NEW YORK (Reuters) – Dina Anzalone thought buying her first home would be one of the most exciting experiences of her life. That is, until Superstorm Sandy struck a month before she and her husband were set to close on a house in the Rockaways, Queens.

Located blocks from the ocean and the bay on a thin peninsula of land that makes up the coastal community of Belle Harbor in the Rockaways, Anzalone’s prized colonial home with “old world charm” was inundated with 12 feet of seawater that filled the basement to the ceiling and a few feet of the first floor.

“My husband and I struggled,” said Anzalone, who ultimately decided to move forward with the purchase of the home worth around $750,000. “People think we’re absolutely crazy.”

Throughout the New York metro area, Superstorm Sandy left behind difficult decisions for prospective buyers and sellers of damaged homes on the market.

Some buyers have decided to move forward but now must negotiate how repairs will be completed. Others are reneging and looking for escape clauses in their contracts. Realtors are taking inventory of their listings in flooded neighborhoods, while banks are sending appraisers out in droves to re-evaluate homes in the wake of the storm.

For the last eight years, Anzalone has rented in Brooklyn’s Bay Ridge neighborhood with her husband and their 3-year-old daughter.

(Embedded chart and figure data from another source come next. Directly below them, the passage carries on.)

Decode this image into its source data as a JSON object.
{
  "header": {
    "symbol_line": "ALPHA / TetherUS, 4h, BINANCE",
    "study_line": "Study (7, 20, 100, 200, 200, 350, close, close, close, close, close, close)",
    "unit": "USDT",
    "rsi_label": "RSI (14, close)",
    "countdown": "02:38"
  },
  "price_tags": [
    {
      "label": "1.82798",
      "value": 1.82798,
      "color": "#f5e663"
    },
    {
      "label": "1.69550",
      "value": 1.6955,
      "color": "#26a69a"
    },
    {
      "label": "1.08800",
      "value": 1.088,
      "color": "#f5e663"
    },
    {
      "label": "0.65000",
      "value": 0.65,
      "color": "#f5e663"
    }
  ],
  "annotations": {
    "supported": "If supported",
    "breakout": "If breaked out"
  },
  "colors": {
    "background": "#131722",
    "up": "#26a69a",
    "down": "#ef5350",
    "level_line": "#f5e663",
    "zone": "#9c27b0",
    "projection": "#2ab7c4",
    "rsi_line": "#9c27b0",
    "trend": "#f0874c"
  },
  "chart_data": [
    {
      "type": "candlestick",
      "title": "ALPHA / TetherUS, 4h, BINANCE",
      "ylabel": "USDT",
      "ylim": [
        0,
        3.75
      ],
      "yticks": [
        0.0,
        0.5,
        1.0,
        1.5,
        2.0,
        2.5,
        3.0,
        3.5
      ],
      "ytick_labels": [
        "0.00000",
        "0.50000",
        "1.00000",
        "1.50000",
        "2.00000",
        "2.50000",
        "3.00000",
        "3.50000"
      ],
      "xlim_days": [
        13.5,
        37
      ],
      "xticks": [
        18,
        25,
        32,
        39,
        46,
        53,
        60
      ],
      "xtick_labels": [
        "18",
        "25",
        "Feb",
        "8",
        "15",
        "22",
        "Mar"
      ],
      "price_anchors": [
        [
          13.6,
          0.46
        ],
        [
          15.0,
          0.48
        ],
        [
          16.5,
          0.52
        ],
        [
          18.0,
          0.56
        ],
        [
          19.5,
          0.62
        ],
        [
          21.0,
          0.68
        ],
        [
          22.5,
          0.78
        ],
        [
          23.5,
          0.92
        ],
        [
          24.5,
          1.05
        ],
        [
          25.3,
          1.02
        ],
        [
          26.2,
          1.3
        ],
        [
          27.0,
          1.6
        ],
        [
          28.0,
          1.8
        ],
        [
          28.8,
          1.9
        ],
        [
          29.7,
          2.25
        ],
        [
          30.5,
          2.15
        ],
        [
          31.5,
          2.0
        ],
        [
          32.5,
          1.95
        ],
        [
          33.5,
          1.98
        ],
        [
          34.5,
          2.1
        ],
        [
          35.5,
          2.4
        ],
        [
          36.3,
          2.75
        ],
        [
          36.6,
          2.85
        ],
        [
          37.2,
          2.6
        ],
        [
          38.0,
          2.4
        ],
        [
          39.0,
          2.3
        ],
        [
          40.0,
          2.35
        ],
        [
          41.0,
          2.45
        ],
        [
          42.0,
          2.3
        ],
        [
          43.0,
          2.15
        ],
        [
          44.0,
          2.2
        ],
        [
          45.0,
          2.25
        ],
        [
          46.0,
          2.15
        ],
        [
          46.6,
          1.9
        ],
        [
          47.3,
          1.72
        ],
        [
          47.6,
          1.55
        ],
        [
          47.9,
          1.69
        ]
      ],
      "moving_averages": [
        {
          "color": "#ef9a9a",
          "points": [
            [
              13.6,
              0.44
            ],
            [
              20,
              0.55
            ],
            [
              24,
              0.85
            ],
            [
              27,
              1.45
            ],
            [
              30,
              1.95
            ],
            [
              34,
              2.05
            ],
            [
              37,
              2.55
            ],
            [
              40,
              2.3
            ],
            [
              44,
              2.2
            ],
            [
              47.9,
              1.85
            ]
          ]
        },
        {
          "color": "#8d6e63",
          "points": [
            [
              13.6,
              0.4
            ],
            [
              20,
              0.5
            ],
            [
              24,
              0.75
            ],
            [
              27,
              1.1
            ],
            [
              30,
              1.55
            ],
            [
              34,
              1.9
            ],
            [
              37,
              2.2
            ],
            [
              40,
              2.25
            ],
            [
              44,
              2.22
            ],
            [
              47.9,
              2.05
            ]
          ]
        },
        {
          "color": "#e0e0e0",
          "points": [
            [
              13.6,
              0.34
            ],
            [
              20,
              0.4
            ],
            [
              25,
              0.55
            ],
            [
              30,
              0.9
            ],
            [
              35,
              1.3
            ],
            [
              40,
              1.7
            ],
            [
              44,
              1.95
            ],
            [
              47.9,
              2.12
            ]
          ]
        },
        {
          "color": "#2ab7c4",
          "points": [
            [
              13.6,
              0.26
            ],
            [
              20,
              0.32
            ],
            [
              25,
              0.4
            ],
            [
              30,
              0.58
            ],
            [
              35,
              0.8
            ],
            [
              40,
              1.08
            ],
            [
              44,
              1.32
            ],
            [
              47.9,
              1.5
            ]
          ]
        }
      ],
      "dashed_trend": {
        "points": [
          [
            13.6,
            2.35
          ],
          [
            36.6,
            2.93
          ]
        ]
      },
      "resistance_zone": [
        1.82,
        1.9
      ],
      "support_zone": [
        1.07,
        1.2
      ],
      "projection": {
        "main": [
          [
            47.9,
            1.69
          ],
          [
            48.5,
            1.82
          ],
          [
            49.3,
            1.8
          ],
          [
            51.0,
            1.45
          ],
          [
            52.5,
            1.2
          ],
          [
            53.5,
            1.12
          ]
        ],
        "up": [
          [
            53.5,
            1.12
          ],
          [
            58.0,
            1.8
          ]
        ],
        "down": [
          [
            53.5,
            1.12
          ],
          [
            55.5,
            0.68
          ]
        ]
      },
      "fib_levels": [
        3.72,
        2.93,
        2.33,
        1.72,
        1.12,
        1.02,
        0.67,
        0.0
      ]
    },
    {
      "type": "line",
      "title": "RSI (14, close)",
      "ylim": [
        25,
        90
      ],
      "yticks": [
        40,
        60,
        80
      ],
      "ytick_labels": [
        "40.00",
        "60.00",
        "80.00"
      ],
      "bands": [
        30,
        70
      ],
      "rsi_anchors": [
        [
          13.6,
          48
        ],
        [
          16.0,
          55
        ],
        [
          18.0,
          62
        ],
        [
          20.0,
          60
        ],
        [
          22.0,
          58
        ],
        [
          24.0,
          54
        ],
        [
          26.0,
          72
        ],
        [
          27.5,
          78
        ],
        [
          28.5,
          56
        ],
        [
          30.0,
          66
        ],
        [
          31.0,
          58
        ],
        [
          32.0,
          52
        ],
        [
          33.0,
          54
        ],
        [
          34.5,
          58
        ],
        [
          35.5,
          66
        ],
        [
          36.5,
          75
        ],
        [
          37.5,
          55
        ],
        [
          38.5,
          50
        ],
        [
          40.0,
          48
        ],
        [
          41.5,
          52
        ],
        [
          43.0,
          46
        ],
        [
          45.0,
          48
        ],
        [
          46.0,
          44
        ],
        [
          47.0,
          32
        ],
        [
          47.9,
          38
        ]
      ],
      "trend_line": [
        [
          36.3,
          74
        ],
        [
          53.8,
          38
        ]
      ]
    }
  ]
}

Now, planning to go ahead with the purchase of the home in Rockaways, she expects home insurance premiums to rise 10 to 20 percent, and she is working with an attorney to negotiate with the seller to make necessary repairs.

INSURANCE DECISION MORE IMPORTANT NOW

Other buyers in contract have decided the risks are not worth closing the deal.

Richard R. Rodriguez, a real estate attorney who represents Anzalone, is helping two other clients try to escape from contracts on homes that were damaged.

“Everyone has the same concern: the neighborhood,” and how it will recover, said Rodriguez.

In one case, Rodriguez said he plans to use a clause in the buyer’s contract that required the deal to close by the end of October, just two days after Sandy hit. The buyer will most likely lose a few thousand dollars by walking away, a cost Rodriguez considered “not bad.”

Attorney Jay Freedhand is representing a buyer who planned to close on a nearly $2 million home last week in Far Rockaway. But after the city’s Department of Buildings deemed the house severely structurally damaged, the buyer wanted to renege. Freedhand is now looking for outlets to stop the sale stemming from the city’s damage classification.

“We don’t know what that legally means,” said Freedhand. “We need to figure out exactly what the government order actually means. That part is unprecedented.”

In hard-hit Hoboken, New Jersey, contracts began fraying shortly after the storm moved inland, even on homes that were not damaged by the storm. Gene Cordano, director of sales for Halstead Property in New Jersey, said he lost three deals in contract.

“They decided they didn’t want to deal with the possibility of flooding in the aftermath,” said Cordano, who said he considered the loss “a blip on our radar screen.”

With some New Jersey residents dislocated by the storm, Cordano said he expects to see available housing units quickly filled.

“The question being asked going forward is, ‘Did this building flood during the hurricane?’ And that will be answered by, ‘yes,’ in many cases,” Cordano said.

Of the roughly 140 properties listed in Hoboken, an estimated 56 percent were flooded or otherwise damaged in the storm, Prime Real Estate Group Co-Chief Executive Officer Jesse Halliburton said.

“There is definitely going to be a time period when consumer confidence is going to be lower and less likely to make a quick decision,” Halliburton said.

“It’s crossed my mind that property prices could drop,” Halliburton said.

Robin Shapiro of Robin Shapiro Realty said the sand drift against her own home in the Rockaways was 3-feet-high the day after the hurricane. After digging out, Shapiro said she fielded calls from real estate flippers looking for cheap deals, but Shapiro, who still lost two deals in contract after the storm, did not foresee prices would significantly decline.

“There are only so many oceanfront properties,” she said.

Jonathan Miller, president of the real estate appraisal firm Miller Samuel, agreed buyers will continue to idolize beachfront properties, but a sobering effect on the market, should there be one, would most likely come from lenders and insurers.

“It’s going to come down to cost and access to credit. Lenders right now are essentially afraid of their own shadow. They are looking for reasons not to lend,” said Miller. “Even if a home has flood insurance, lenders may be wary and look for a reason to not issue a mortgage.”